Betrouwbare en aan te raden Brunello’s 1995 zijn de volgende: Casanova di Neri (invoer: Colruyt), Giacci Piccolomini d’Aragona (Wijnmakelaarsunie), Col d’Orcia (Fourcroy), Costanti, Fanti, Poggio di Sotto, Salicuti, Salvioni (Selezione Vini Italiani), Siro Pacenti (Leirens), Talenti, Silvio Nardi (La Ferrarese), Banfi (Manpaey) en Barbi (Matthys).

Rijzende sterren

Met de druivenproducten van een bepaald wijndomein kan je verschillende richtingen uit. Je kan uitgaan van de stelling dat de wijngaarden die een château omringen een specifieke bodemorigine vertegenwoordigen – ze zijn heel dikwijls van historische betekenis en sinds eeuwen aan de druiventeelt aangepast – en dan kan als doel worden gesteld dat de kasteelwijn zijn perceelgebondenheid moet waarmaken. In veel gevallen is de kasteelnaam dan meer bepalend voor het wijntype dan de gebeurlijke appellation. Grote Franse châteaus – zoals Latour, Léoville Las Cases of Pichon Comtesse – hebben zelfs zo’n eigen stijl ontwikkeld dat je ze jaar in jaar uit kan herkennen, zoals je overal een schilderij van Picasso uithaalt.

Maar je kan ook een andere richting uit: een zo goed mogelijke wijn maken die een zo breed mogelijke groep van (rijke) amateurs overal ter wereld moet behagen en die verzamelwaarde heeft. Dan moet de druivenoogst zeer streng worden getrieerd: alleen de volkomen perfecte druiven komen in de gistingskuip en worden aan wekenlange maceratietijden en schilcontact onderworpen. De kwaliteit wordt dan wat monsterachtig: inktzwarte kleur, diepe rijpheid en een massieve dosis verse eik. Deze monsterkwaliteit heeft echter geen relatie meer met de origine, ze is haast overal ter wereld dezelfde en gaat gevorderde consumenten vlug vervelen. Te veel selectie voert tot een relatief kleine hoeveelheid cultwijn en laat het overgrote resterende gedeelte van de productie wat verarmd achter.

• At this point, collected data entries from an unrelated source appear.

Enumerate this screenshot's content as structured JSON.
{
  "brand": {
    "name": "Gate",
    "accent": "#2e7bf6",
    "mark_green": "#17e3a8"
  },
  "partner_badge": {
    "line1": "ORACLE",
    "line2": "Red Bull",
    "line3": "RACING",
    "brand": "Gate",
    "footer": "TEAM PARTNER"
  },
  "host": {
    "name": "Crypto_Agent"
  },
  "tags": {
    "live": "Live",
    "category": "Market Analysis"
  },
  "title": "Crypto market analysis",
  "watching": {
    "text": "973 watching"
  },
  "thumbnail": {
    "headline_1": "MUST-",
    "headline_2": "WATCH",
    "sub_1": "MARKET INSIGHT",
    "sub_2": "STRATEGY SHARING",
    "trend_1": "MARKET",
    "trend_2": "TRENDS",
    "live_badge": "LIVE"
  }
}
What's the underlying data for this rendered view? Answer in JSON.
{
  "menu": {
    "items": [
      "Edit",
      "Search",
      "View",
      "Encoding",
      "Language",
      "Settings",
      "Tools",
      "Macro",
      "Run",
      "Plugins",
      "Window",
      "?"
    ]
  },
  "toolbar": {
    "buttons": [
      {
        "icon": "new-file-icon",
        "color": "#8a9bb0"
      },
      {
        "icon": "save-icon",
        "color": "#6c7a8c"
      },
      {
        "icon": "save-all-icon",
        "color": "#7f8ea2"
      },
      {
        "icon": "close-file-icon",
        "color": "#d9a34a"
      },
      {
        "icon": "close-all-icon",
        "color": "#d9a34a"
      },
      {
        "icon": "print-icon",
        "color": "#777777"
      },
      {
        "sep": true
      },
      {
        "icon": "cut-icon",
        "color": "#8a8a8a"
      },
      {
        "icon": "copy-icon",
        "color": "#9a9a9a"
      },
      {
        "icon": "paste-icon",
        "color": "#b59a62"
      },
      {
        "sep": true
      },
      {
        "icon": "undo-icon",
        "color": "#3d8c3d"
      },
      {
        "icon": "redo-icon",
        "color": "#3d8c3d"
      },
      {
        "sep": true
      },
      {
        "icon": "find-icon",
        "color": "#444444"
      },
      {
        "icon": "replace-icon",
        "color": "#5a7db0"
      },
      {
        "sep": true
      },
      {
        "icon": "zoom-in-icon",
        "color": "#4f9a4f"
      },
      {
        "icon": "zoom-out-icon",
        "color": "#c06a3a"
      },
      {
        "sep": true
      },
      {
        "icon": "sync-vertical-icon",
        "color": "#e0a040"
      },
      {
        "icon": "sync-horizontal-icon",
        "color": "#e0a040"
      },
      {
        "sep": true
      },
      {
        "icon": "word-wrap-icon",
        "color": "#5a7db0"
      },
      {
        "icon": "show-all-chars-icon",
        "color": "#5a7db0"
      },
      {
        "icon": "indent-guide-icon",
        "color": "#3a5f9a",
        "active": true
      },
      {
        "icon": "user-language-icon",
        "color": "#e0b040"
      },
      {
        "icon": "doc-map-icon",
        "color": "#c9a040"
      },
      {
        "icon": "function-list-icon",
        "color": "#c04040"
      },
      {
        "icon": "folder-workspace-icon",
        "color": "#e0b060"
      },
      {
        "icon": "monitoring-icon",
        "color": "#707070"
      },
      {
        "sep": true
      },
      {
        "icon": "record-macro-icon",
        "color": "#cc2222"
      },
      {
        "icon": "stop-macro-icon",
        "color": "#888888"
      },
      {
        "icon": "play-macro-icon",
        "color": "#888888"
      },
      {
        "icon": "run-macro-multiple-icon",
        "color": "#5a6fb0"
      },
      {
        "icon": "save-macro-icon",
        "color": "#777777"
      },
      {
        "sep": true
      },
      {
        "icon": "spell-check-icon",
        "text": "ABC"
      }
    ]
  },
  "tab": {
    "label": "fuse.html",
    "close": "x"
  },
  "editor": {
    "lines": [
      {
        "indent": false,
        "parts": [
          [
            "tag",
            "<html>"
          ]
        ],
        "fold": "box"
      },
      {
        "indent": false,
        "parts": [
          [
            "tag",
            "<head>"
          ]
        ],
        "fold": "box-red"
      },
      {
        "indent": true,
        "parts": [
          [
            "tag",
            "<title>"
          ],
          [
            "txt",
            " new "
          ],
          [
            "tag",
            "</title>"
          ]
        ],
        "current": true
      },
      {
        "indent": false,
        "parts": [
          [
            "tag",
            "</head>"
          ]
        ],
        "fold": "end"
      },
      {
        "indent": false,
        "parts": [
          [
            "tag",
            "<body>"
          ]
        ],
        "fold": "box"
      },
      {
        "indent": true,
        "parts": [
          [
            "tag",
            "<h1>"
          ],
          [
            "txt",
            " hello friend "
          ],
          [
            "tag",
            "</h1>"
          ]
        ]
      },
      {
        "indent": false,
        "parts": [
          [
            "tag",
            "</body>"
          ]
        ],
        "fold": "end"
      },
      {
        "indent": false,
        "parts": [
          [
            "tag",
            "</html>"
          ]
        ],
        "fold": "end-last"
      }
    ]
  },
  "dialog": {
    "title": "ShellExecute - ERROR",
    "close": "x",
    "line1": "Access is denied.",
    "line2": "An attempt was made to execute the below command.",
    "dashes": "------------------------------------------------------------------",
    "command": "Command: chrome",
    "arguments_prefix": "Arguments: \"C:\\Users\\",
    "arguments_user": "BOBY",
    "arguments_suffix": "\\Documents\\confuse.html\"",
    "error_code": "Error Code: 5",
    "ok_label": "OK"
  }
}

Veel champagnehuizen met hun Cuvées Spéciales kozen voor deze richting en hun gewone Bsa (Brut sans année)-wijnen zijn meestal volkomen oninteressant.

In Chianti-land Toscane was deze manier van doen haast bij wet de facto opgelegd: het beste van de oogst werd traditioneel als Riserva geklasseerd met twee jaar verplichte houtlagering, en de rest kwam als gewone Chianti Classico op de markt. Domeinen met erg goede Riserva kwamen met hun gewone Chianti niet ver.

Een absolute voorwaarde voor succes – welke methode men ook kiest – is een moderne wijnmakersinstallatie. Daarom is het zo interessant om de domeinen die recent hun installatie vernieuwden goed in het oog te houden. De wijn kan dan plots een kwaliteitssprong maken zonder dat in de beginfase de prijs kan worden opgevoerd. Zo zijn er in Toscane de Badia a Coltibuono en Castello di Brolio. Beide hebben ook keuzes gemaakt.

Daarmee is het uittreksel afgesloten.